After acting as junior draughtsman to Palmer and Company, Ltd., Jarrow, shipbuilders, for some two years, he was appointed leading technical draughtsman to Swan, Hunter and Wigham Richardson, Wallsend-on-Tyne. He was then engaged for a brief period as estimator for Sir Raylton Dixon and Company, Ltd., Middlesbrough, before setting"up, in 1900, as a consulting engineer and naval architect in London. Three years later he became senior partner in the firm of Messrs. Camps and Piercy and subsequently, on the dissolution of the partnership, established the firm of Camps and Company, continuing to act as principal until a few years before his death, which occurred on 16th January 1951. A familiar figure in the Royal Courts of Justice as an expert witness for more than twenty years, Mr. Camps also acted as adviser to various government departments and on many occasions was final arbitrator in important cases.

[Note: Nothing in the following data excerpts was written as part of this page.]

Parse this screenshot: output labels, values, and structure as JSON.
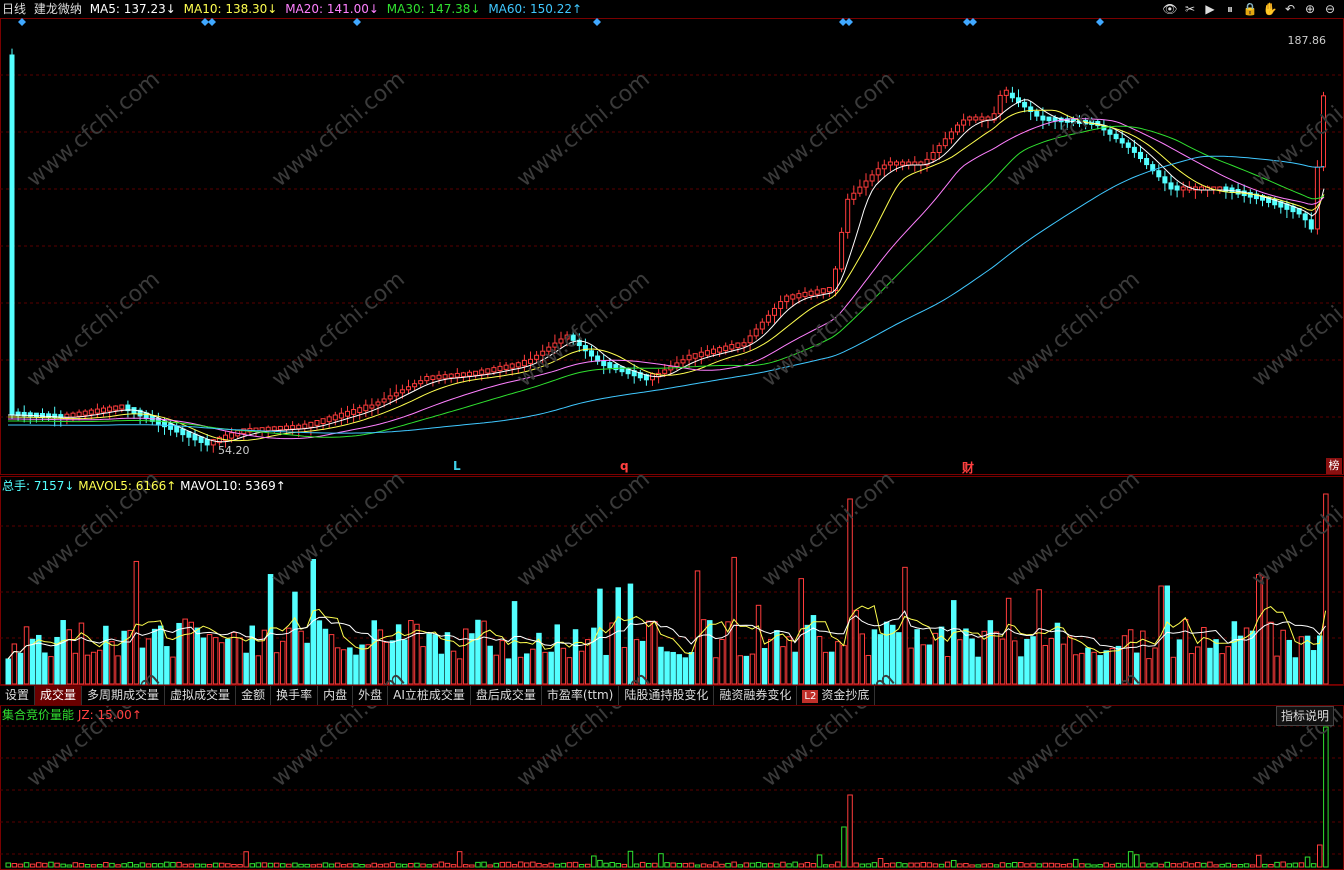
{
  "header": {
    "period": "日线",
    "stock_name": "建龙微纳",
    "ma5": "MA5: 137.23↓",
    "ma10": "MA10: 138.30↓",
    "ma20": "MA20: 141.00↓",
    "ma30": "MA30: 147.38↓",
    "ma60": "MA60: 150.22↑"
  },
  "toolbar": {
    "icons": [
      "eye-icon",
      "scissors-icon",
      "play-icon",
      "pause-icon",
      "lock-icon",
      "hand-icon",
      "undo-icon",
      "zoom-in-icon",
      "zoom-out-icon"
    ],
    "glyphs": [
      "👁",
      "✂",
      "▶",
      "⏸",
      "🔒",
      "✋",
      "↶",
      "⊕",
      "⊖"
    ]
  },
  "price_chart": {
    "high_label": "187.86",
    "low_label": "54.20",
    "markers": [
      {
        "text": "L",
        "color": "#3fd0e8"
      },
      {
        "text": "q",
        "color": "#ff4040"
      },
      {
        "text": "财",
        "color": "#ff4040"
      }
    ],
    "bang_label": "榜"
  },
  "volume_panel": {
    "total": "总手: 7157↓",
    "mavol5": "MAVOL5: 6166↑",
    "mavol10": "MAVOL10: 5369↑"
  },
  "tabs": [
    {
      "label": "设置",
      "active": false
    },
    {
      "label": "成交量",
      "active": true
    },
    {
      "label": "多周期成交量",
      "active": false
    },
    {
      "label": "虚拟成交量",
      "active": false
    },
    {
      "label": "金额",
      "active": false
    },
    {
      "label": "换手率",
      "active": false
    },
    {
      "label": "内盘",
      "active": false
    },
    {
      "label": "外盘",
      "active": false
    },
    {
      "label": "AI立桩成交量",
      "active": false
    },
    {
      "label": "盘后成交量",
      "active": false
    },
    {
      "label": "市盈率(ttm)",
      "active": false
    },
    {
      "label": "陆股通持股变化",
      "active": false
    },
    {
      "label": "融资融券变化",
      "active": false
    },
    {
      "label": "资金抄底",
      "active": false,
      "badge": "L2"
    }
  ],
  "auction_panel": {
    "title": "集合竞价量能",
    "jz": "JZ: 15.00↑",
    "help_button": "指标说明"
  },
  "watermark": "www.cfchi.com",
  "colors": {
    "up": "#ff3c3c",
    "down": "#54ffff",
    "ma5": "#ffffff",
    "ma10": "#ffff50",
    "ma20": "#ff80ff",
    "ma30": "#30e030",
    "ma60": "#40c8ff",
    "grid": "#7a0000"
  }
}
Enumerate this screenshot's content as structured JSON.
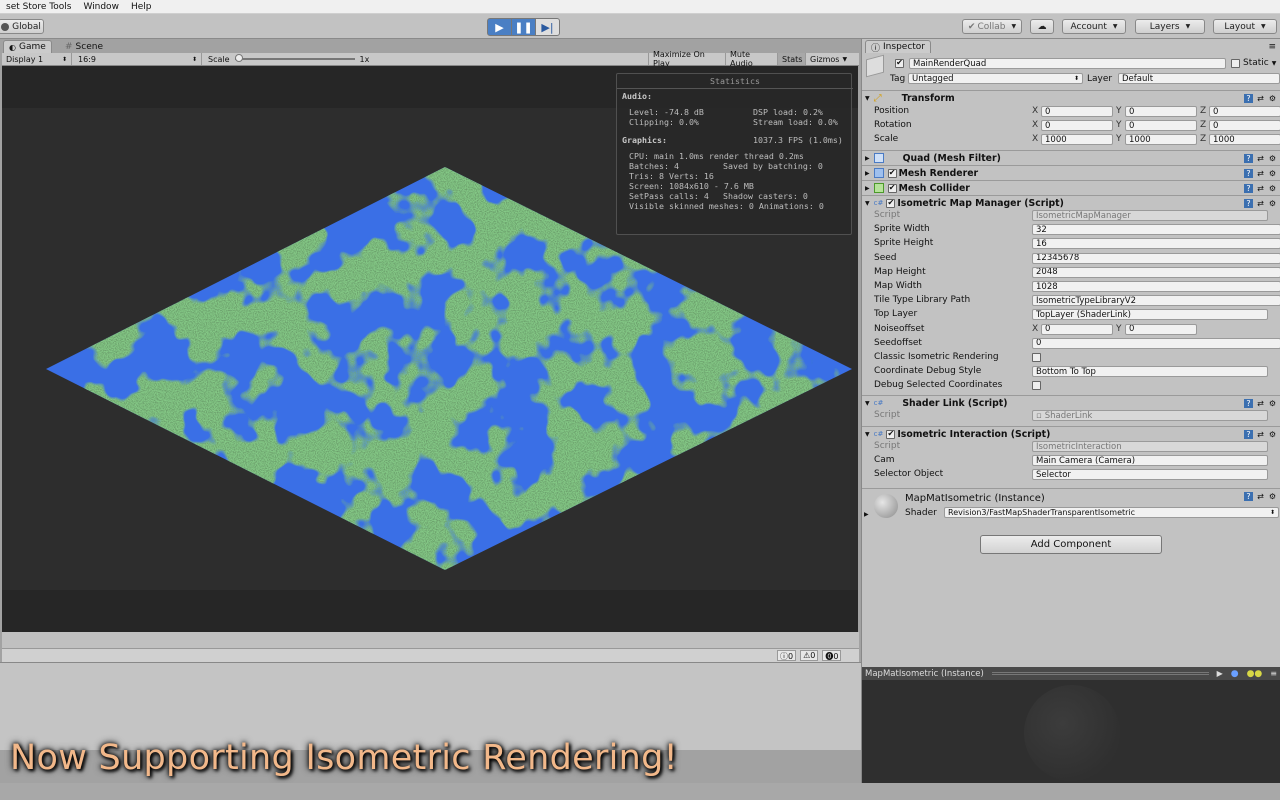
{
  "menu": [
    "set Store Tools",
    "Window",
    "Help"
  ],
  "toolbar": {
    "global": "Global",
    "collab": "Collab",
    "account": "Account",
    "layers": "Layers",
    "layout": "Layout"
  },
  "game": {
    "tab_game": "Game",
    "tab_scene": "Scene",
    "display": "Display 1",
    "aspect": "16:9",
    "scale_label": "Scale",
    "scale_value": "1x",
    "maximize": "Maximize On Play",
    "mute": "Mute Audio",
    "stats": "Stats",
    "gizmos": "Gizmos"
  },
  "stats": {
    "title": "Statistics",
    "audio_h": "Audio:",
    "level": "Level: -74.8 dB",
    "dsp": "DSP load: 0.2%",
    "clipping": "Clipping: 0.0%",
    "stream": "Stream load: 0.0%",
    "graphics_h": "Graphics:",
    "fps": "1037.3 FPS (1.0ms)",
    "cpu": "CPU: main 1.0ms  render thread 0.2ms",
    "batches": "Batches: 4",
    "saved": "Saved by batching: 0",
    "tris": "Tris: 8    Verts: 16",
    "screen": "Screen: 1084x610 - 7.6 MB",
    "setpass": "SetPass calls: 4",
    "shadow": "Shadow casters: 0",
    "skinned": "Visible skinned meshes: 0  Animations: 0"
  },
  "console": {
    "count_info": "0",
    "count_warn": "0",
    "count_err": "0"
  },
  "banner": "Now Supporting Isometric Rendering!",
  "inspector": {
    "tab": "Inspector",
    "object_name": "MainRenderQuad",
    "static_label": "Static",
    "tag_label": "Tag",
    "tag_value": "Untagged",
    "layer_label": "Layer",
    "layer_value": "Default",
    "transform": {
      "title": "Transform",
      "position_label": "Position",
      "rotation_label": "Rotation",
      "scale_label": "Scale",
      "axis_x": "X",
      "axis_y": "Y",
      "axis_z": "Z",
      "position": [
        "0",
        "0",
        "0"
      ],
      "rotation": [
        "0",
        "0",
        "0"
      ],
      "scale": [
        "1000",
        "1000",
        "1000"
      ]
    },
    "components": {
      "mesh_filter": "Quad (Mesh Filter)",
      "mesh_renderer": "Mesh Renderer",
      "mesh_collider": "Mesh Collider",
      "map_manager": "Isometric Map Manager (Script)",
      "shader_link": "Shader Link (Script)",
      "interaction": "Isometric Interaction (Script)"
    },
    "map_manager_fields": [
      {
        "label": "Script",
        "value": "IsometricMapManager"
      },
      {
        "label": "Sprite Width",
        "value": "32"
      },
      {
        "label": "Sprite Height",
        "value": "16"
      },
      {
        "label": "Seed",
        "value": "12345678"
      },
      {
        "label": "Map Height",
        "value": "2048"
      },
      {
        "label": "Map Width",
        "value": "1028"
      },
      {
        "label": "Tile Type Library Path",
        "value": "IsometricTypeLibraryV2"
      },
      {
        "label": "Top Layer",
        "value": "TopLayer (ShaderLink)"
      },
      {
        "label": "Noiseoffset",
        "value": "0"
      },
      {
        "label": "Seedoffset",
        "value": "0"
      },
      {
        "label": "Classic Isometric Rendering",
        "value": "✔"
      },
      {
        "label": "Coordinate Debug Style",
        "value": "Bottom To Top"
      },
      {
        "label": "Debug Selected Coordinates",
        "value": "✔"
      }
    ],
    "noise_y": "0",
    "shader_script_label": "Script",
    "shader_script": "ShaderLink",
    "interaction_fields": [
      {
        "label": "Script",
        "value": "IsometricInteraction"
      },
      {
        "label": "Cam",
        "value": "Main Camera (Camera)"
      },
      {
        "label": "Selector Object",
        "value": "Selector"
      }
    ],
    "material_name": "MapMatIsometric (Instance)",
    "shader_label": "Shader",
    "shader_value": "Revision3/FastMapShaderTransparentIsometric",
    "add_component": "Add Component",
    "preview_title": "MapMatIsometric (Instance)"
  },
  "colors": {
    "water": "#3a6fe6",
    "land": "#3aa74a"
  }
}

During the 1914-18 war he was engaged almost exclusively on the salvage of damaged vessels and was responsible for the arrangement of temporary repairs to enable them to reach a port, in addition to the work of drawing up contracts for their final repair and return to service. Mr. Camps was a member of the Worshipful Company of Loriners and a freeman of the City of London; he was also a keen and active Freemason."